On the top-down side, principles can be reinforced by articulating acceptable trade-offs. This means identifying the trade-offs that are necessary to make the company's strategy successful. By clearly defining these trade-offs, companies can ensure that everyone is aligned and working towards the same goals. Additionally, by stating what they are not going to do, companies can avoid wasting time and resources on projects that do not align with their strategy.

Now that we have explored the importance of principles in guiding decision-making, let's turn our attention to the practical aspects of creating Product Requirements Documents (PRDs). PRDs are essential for communicating the requirements of a product to the development team. Traditionally, PRDs were lengthy and detailed documents that outlined every aspect of the product. However, in today's fast-paced business environment, this approach is no longer effective.

Instead, modern ways of creating PRDs focus on simplicity and pragmatism. One approach is to use epics to represent specific features of the product. By breaking down the product into smaller, more manageable chunks, teams can focus on delivering value incrementally. Each epic should contain a core user story that clearly defines the user and their goal. This provides a starting point for the development team to work from.

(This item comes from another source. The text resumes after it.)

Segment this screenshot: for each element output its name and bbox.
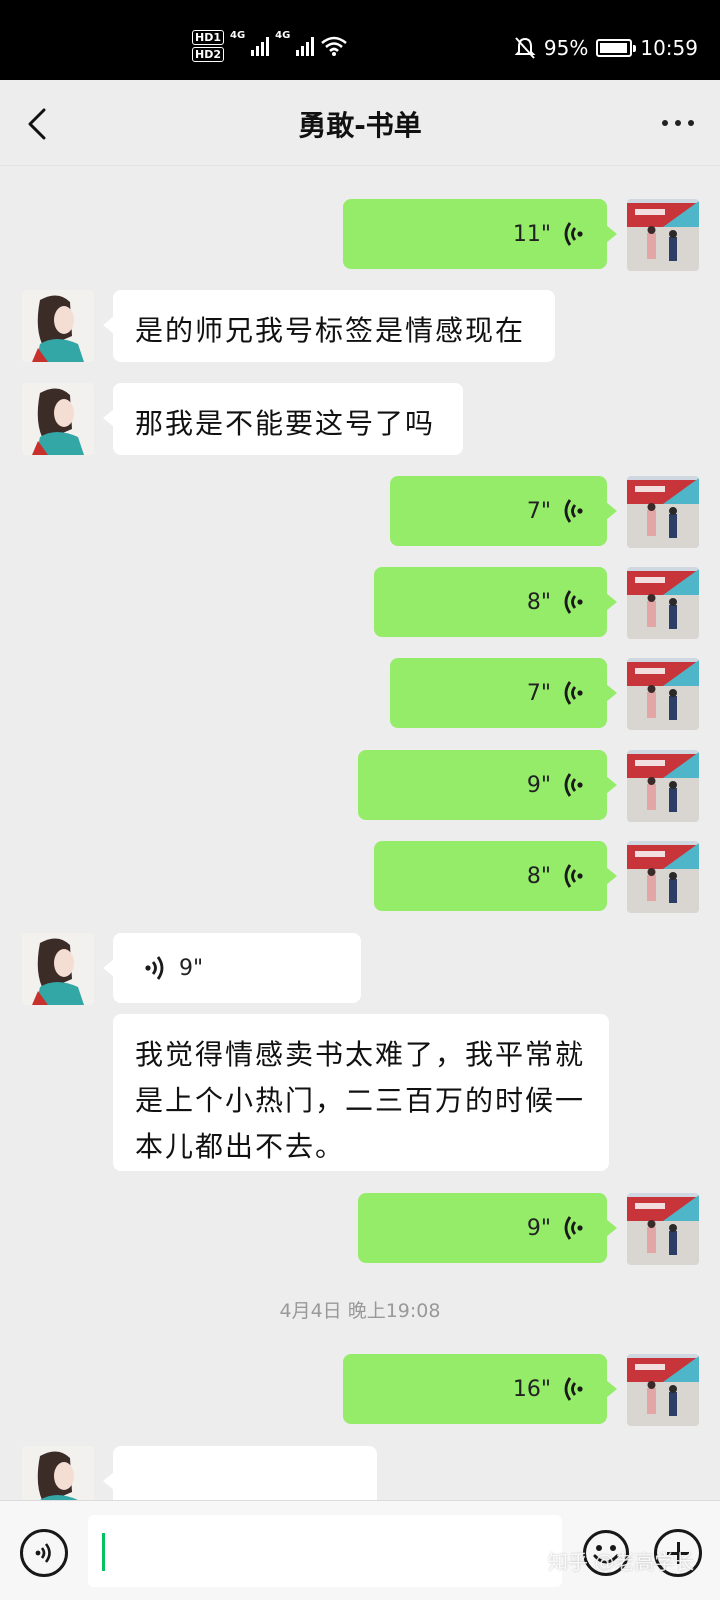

In addition to the core user story, a pragmatic user story should include essential functional details. These details should be summarized in bullet points to keep them brief and easy to understand. Scenarios should also be included, providing information on what to do in different situations. While it is not necessary for these scenarios to be exhaustive, they should be discussed during scoping and sizing sessions to ensure that all potential scenarios are considered.

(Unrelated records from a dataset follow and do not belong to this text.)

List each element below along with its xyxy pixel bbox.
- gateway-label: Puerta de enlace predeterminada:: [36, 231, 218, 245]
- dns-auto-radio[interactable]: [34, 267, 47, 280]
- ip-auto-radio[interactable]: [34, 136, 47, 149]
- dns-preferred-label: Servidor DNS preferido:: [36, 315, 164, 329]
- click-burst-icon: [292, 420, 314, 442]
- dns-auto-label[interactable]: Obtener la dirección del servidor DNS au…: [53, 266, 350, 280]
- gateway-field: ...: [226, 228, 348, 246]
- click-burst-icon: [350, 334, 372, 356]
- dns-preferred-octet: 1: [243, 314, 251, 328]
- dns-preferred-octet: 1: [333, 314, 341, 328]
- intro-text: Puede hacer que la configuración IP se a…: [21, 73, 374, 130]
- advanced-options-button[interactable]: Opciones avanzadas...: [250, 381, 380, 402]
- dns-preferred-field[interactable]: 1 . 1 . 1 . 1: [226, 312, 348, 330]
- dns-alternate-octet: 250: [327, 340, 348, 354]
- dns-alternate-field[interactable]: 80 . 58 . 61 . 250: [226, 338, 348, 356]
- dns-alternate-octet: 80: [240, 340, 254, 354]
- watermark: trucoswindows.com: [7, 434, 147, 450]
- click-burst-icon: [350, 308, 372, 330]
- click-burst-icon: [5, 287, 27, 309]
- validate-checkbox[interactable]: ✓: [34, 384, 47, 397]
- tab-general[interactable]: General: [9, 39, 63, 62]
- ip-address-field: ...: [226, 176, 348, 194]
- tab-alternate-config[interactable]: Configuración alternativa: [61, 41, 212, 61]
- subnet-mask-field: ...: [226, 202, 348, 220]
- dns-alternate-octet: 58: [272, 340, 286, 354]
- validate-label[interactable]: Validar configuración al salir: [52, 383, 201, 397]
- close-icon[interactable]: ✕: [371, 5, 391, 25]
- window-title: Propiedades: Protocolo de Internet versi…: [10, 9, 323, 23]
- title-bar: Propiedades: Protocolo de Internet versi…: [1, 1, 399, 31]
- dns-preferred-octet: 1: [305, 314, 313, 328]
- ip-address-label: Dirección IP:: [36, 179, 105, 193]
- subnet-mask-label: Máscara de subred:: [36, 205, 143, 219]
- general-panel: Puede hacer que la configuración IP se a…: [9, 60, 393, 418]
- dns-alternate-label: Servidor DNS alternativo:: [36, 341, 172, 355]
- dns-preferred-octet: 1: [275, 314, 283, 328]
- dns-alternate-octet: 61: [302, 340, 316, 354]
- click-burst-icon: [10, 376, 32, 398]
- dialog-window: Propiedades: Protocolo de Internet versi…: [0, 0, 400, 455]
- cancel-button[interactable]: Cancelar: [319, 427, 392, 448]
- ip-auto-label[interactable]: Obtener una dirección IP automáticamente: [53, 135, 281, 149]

Linking to designs is another important aspect of modern PRDs. Ideally, designs should be as fleshed out as possible, providing a clear visual representation of what the product should look like. However, it is important to recognize that designs may need to be tweaked and iterated as the product is being built. By providing a link to the designs, teams can easily access and reference them throughout the development process.

Finally, it is important to provide wider context by linking the user story to the epic or labels. This helps team members understand where the user story fits into the bigger picture and align their work accordingly. Additionally, using the comments section to document important decisions or clarify questions can be extremely helpful for future reference. This allows team members to easily understand why a decision was made and provides valuable insights for future iterations.

In conclusion, the Decision Stack and modern approaches to creating PRDs are essential tools for companies looking to stay competitive in today's fast-paced business environment. By creating principles that align with their vision and strategy, companies can guide decision-making and ensure that everyone is working towards the same goals. Additionally, by adopting a pragmatic approach to PRDs, teams can deliver value incrementally and adapt to changing requirements. To implement these concepts, here are three actionable pieces of advice:

  • 1. Foster a culture of shared responsibility by involving team members in the creation of principles. Use retrospectives to identify common themes and base principles on them.
  • 2. Clearly articulate acceptable trade-offs and what the company is not going to do. This ensures that everyone is aligned and working towards the same goals.
  • 3. Adopt a pragmatic approach to PRDs by using epics, core user stories, essential functional details, scenarios, and links to designs. This allows for incremental delivery and flexibility in the development process.

By following these guidelines, companies can create a strong foundation for decision-making and ensure that their products meet the needs of their customers.